Jimetta Rose always knew she wanted to be a singer. As a young girl, she sang in her church choir. She learned how to be a good singer, but she wanted something more.
“I look at that word ['good'] as a very limiting word,” the Los Angeles native says. “Now it’s really about being authentic, and doing things you’re passionate about.”
For Rose, music is a way to speak the truths that are sometimes difficult to express through words alone. “Singing is where I can be completely fluent in the communication of my feelings," she explains. “Language, although it is a tool, it can be limiting, because you can have a feeling that you can't quite put into words. But I can put a tone to any feeling that I have.” She used to try to sing “perfectly”; now she tries to sing “honestly.”

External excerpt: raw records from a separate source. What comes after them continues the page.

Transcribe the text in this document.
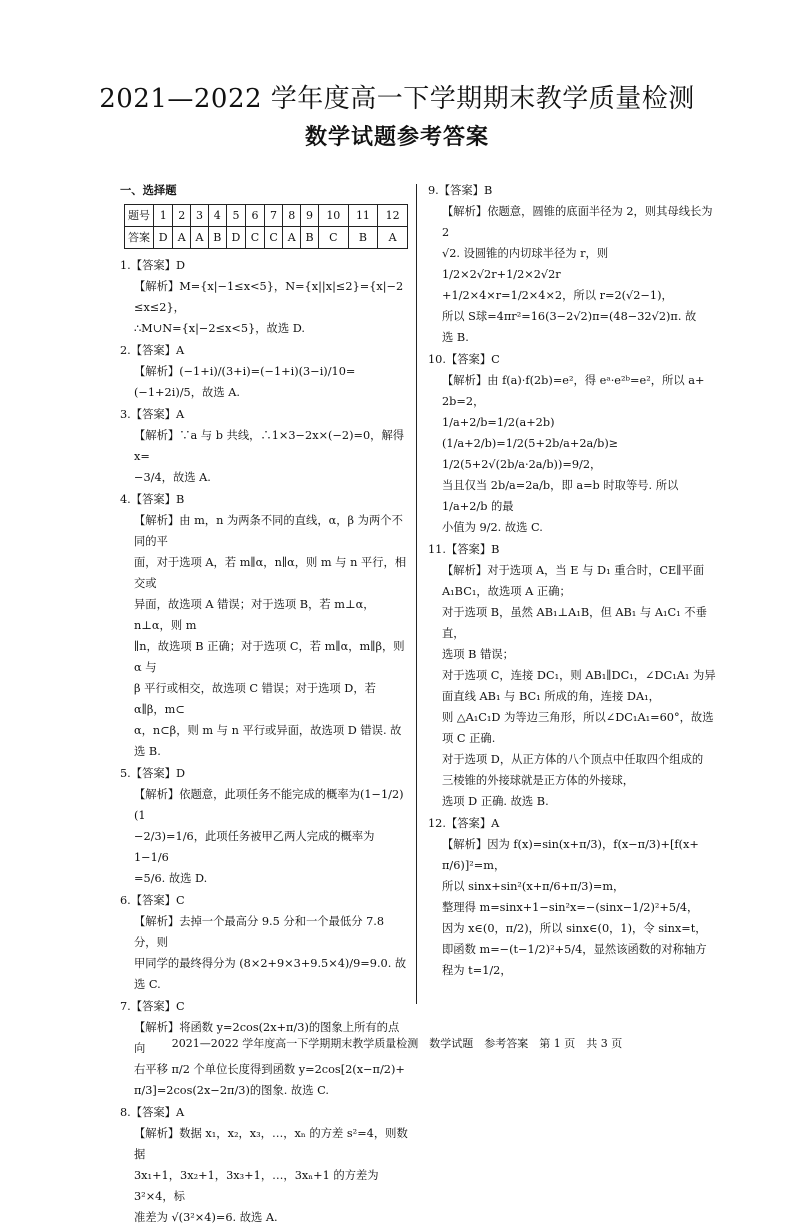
2021—2022 学年度高一下学期期末教学质量检测
数学试题参考答案
一、选择题
题号	1	2	3	4	5	6	7	8	9	10	11	12
答案	D	A	A	B	D	C	C	A	B	C	B	A
1.【答案】D
【解析】M={x|−1≤x<5}，N={x||x|≤2}={x|−2
≤x≤2}，
∴M∪N={x|−2≤x<5}，故选 D.
2.【答案】A
【解析】(−1+i)/(3+i)=(−1+i)(3−i)/10=(−1+2i)/5，故选 A.
3.【答案】A
【解析】∵a 与 b 共线，∴1×3−2x×(−2)=0，解得 x=
−3/4，故选 A.
4.【答案】B
【解析】由 m，n 为两条不同的直线，α，β 为两个不同的平
面，对于选项 A，若 m∥α，n∥α，则 m 与 n 平行，相交或
异面，故选项 A 错误；对于选项 B，若 m⊥α，n⊥α，则 m
∥n，故选项 B 正确；对于选项 C，若 m∥α，m∥β，则 α 与
β 平行或相交，故选项 C 错误；对于选项 D，若 α∥β，m⊂
α，n⊂β，则 m 与 n 平行或异面，故选项 D 错误. 故选 B.
5.【答案】D
【解析】依题意，此项任务不能完成的概率为(1−1/2)(1
−2/3)=1/6，此项任务被甲乙两人完成的概率为 1−1/6
=5/6. 故选 D.
6.【答案】C
【解析】去掉一个最高分 9.5 分和一个最低分 7.8 分，则
甲同学的最终得分为 (8×2+9×3+9.5×4)/9=9.0. 故
选 C.
7.【答案】C
【解析】将函数 y=2cos(2x+π/3)的图象上所有的点向
右平移 π/2 个单位长度得到函数 y=2cos[2(x−π/2)+
π/3]=2cos(2x−2π/3)的图象. 故选 C.
8.【答案】A
【解析】数据 x₁，x₂，x₃，…，xₙ 的方差 s²=4，则数据
3x₁+1，3x₂+1，3x₃+1，…，3xₙ+1 的方差为 3²×4，标
准差为 √(3²×4)=6. 故选 A.
9.【答案】B
【解析】依题意，圆锥的底面半径为 2，则其母线长为 2
√2. 设圆锥的内切球半径为 r，则 1/2×2√2r+1/2×2√2r
+1/2×4×r=1/2×4×2，所以 r=2(√2−1)，
所以 S球=4πr²=16(3−2√2)π=(48−32√2)π. 故
选 B.
10.【答案】C
【解析】由 f(a)·f(2b)=e²，得 eᵃ·e²ᵇ=e²，所以 a+
2b=2，
1/a+2/b=1/2(a+2b)(1/a+2/b)=1/2(5+2b/a+2a/b)≥
1/2(5+2√(2b/a·2a/b))=9/2，
当且仅当 2b/a=2a/b，即 a=b 时取等号. 所以 1/a+2/b 的最
小值为 9/2. 故选 C.
11.【答案】B
【解析】对于选项 A，当 E 与 D₁ 重合时，CE∥平面
A₁BC₁，故选项 A 正确；
对于选项 B，虽然 AB₁⊥A₁B，但 AB₁ 与 A₁C₁ 不垂直，
选项 B 错误；
对于选项 C，连接 DC₁，则 AB₁∥DC₁，∠DC₁A₁ 为异
面直线 AB₁ 与 BC₁ 所成的角，连接 DA₁，
则 △A₁C₁D 为等边三角形，所以∠DC₁A₁=60°，故选
项 C 正确.
对于选项 D，从正方体的八个顶点中任取四个组成的
三棱锥的外接球就是正方体的外接球，
选项 D 正确. 故选 B.
12.【答案】A
【解析】因为 f(x)=sin(x+π/3)，f(x−π/3)+[f(x+
π/6)]²=m，
所以 sinx+sin²(x+π/6+π/3)=m，
整理得 m=sinx+1−sin²x=−(sinx−1/2)²+5/4，
因为 x∈(0，π/2)，所以 sinx∈(0，1)，令 sinx=t，
即函数 m=−(t−1/2)²+5/4，显然该函数的对称轴方
程为 t=1/2，
2021—2022 学年度高一下学期期末教学质量检测　数学试题　参考答案　第 1 页　共 3 页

On her new album, The Light Bearer — released today on Busdriver's Temporary Whatever label — Rose is expressing the truths of what it’s like to be a young black women in America. It’s about using music and tone to make issues that aren’t always so easily digestible a little easier to swallow. “Art is about being transparent,” she explains. "Showing the struggle through the music.
“The Light Bearer is very much about possessing myself and what I’m gonna use my voice for,” she continues. “It’s not going to just be this pretty voice that you know doesn’t have a message attached. ... I share my truths to inspire others to share their truths.”
The Light Bearer is produced entirely by Leimert Park legend Georgia Anne Muldrow, who has been a close friend of Rose's for several years. “We met about 12 years ago outside of Little Temple,” Rose recalls, referring to the venue now called the Virgil, where she used to host a monthly soul night called Nappy Thursday. It was the beginning of a genuine, time-tested friendship.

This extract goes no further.